Que reste-t-il de cette finale, malheureusement pour vous, perdue, de 2005 ?
"Ça reste le plus grand souvenir de sportif que j’ai pu connaître. Au bout, il y avait un titre, une qualification en Coupe d’Europe, quelque chose de merveilleux… Je me souviens en entrant sur la pelouse, sur notre gauche, de voir du bleu et rouge partout. C’était énormissime. Le problème, c’est qu’en championnat, on n’était pas du tout dans les clous, on était relégables. On ne le savait pas à ce moment-là mais notre entraîneur (Patrick Rémy) allait être démis de ses fonctions après la finale. Dans ce contexte, on n’a pas pu se préparer correctement. Il faut se souvenir qu’à l’époque, tout est allé très vite pour notre groupe. 11 mois avant, on montait en Ligue 1 en s’imposant à Rouen. La majeure partie de notre effectif n’avait jamais connu ce niveau. Tout nous est arrivé d’un coup. On était déjà content d’être là. C’est pourquoi je vous expliquais tout à l’heure que je ne voulais pas qu’on éprouve cela pour la Gambardella. Je ne veux pas juste qu’on soit content d’être au Stade de France. Je veux utiliser cette expérience de 2005 pour permettre à nos jeunes joueurs d’être dans les meilleures conditions. Il faut éviter de se mettre des bâtons dans les roues. Par exemple, en demi, le fait de s’entraîner la veille du match à d’Ornano, je suis persuadé que ça a compté. D’ailleurs, je remercie encore le club de nous l’avoir permis. En 2005, on ne s’était pas entraîné au Stade de France avant la finale. On était basé à Clairefontaine. C’était un peu loin. Là, même si on ne pourra pas s’entraîner sur la pelouse de d’Ornano, on dispose d’un créneau d’une demi-heure la veille pour visiter le stade. Ça va permettre aux joueurs de s’imprégner des lieux, des vestiaires, de l’espace…"

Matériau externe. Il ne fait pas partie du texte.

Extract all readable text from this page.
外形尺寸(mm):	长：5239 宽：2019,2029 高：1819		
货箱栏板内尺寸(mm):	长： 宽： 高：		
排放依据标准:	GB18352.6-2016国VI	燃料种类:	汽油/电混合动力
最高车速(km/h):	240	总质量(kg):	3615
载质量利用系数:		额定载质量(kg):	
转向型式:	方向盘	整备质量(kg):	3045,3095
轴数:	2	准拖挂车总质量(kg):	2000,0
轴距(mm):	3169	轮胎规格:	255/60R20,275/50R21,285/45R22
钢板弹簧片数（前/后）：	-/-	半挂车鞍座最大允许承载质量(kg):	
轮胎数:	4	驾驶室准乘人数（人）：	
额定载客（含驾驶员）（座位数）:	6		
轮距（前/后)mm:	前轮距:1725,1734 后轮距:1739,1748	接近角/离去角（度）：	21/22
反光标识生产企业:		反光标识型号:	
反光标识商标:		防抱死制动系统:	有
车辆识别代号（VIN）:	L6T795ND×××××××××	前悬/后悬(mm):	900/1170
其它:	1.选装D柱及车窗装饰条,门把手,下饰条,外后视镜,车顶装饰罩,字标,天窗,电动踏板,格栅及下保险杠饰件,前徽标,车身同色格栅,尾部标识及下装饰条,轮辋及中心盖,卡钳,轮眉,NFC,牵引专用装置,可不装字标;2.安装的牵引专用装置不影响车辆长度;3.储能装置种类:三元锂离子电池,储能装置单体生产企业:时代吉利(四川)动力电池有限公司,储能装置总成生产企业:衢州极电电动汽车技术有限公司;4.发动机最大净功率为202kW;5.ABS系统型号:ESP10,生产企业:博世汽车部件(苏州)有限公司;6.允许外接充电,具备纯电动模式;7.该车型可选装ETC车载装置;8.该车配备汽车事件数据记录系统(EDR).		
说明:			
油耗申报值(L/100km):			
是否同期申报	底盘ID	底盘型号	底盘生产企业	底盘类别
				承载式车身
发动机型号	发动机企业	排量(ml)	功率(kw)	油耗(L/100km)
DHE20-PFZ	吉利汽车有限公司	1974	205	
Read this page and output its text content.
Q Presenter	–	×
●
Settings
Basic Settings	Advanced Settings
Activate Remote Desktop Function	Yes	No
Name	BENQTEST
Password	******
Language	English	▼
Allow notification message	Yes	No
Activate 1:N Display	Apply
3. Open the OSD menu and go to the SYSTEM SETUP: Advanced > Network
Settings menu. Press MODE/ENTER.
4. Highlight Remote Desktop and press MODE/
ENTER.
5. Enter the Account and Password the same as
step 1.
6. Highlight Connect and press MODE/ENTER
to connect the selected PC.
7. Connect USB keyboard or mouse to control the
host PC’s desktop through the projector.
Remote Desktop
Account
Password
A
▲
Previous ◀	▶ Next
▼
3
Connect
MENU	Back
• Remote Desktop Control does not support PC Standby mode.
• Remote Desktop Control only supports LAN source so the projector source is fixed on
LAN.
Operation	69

Capitaine et gardien de l'équipe de Gambardella du Stade Malherbe, Maël Obé fait partie des joueurs dont l'avenir est encore incertain. ©Damien Deslandes
A contrario de l’effervescence vécue à d’Ornano pour la demi, cette finale, qui se dispute en lever de rideau de celle de la Coupe de France (Nice - Nantes), va se tenir dans une ambiance intimiste avec extrêmement peu de spectateurs au coup d’envoi…
"J’en ai discuté avec Stéphane Moulin, Patrice Sauvaget et Serge Le Dizet (qui ont été en finale de la Coupe de France en 2017 avec Angers). Tu commences ton match, il n’y a personne et tu le finis devant 30 000 spectateurs. C’est un contexte particulier. Et puis, tu ne peux pas compter sur tes supporters (la majeure partie des places étant réservées aux supporters de Nice et Nantes). Il y aura extrêmement peu de Caennais dans les tribunes. Jouer dans un stade vide, c’est très bizarre. Ça va nous changer de la magie de d’Ornano. Et le Stade de France est très grand (80 000 places), avec une capacité quatre fois supérieure à celle de d’Ornano. Il va falloir se convaincre que c’est une finale et pas un match amical".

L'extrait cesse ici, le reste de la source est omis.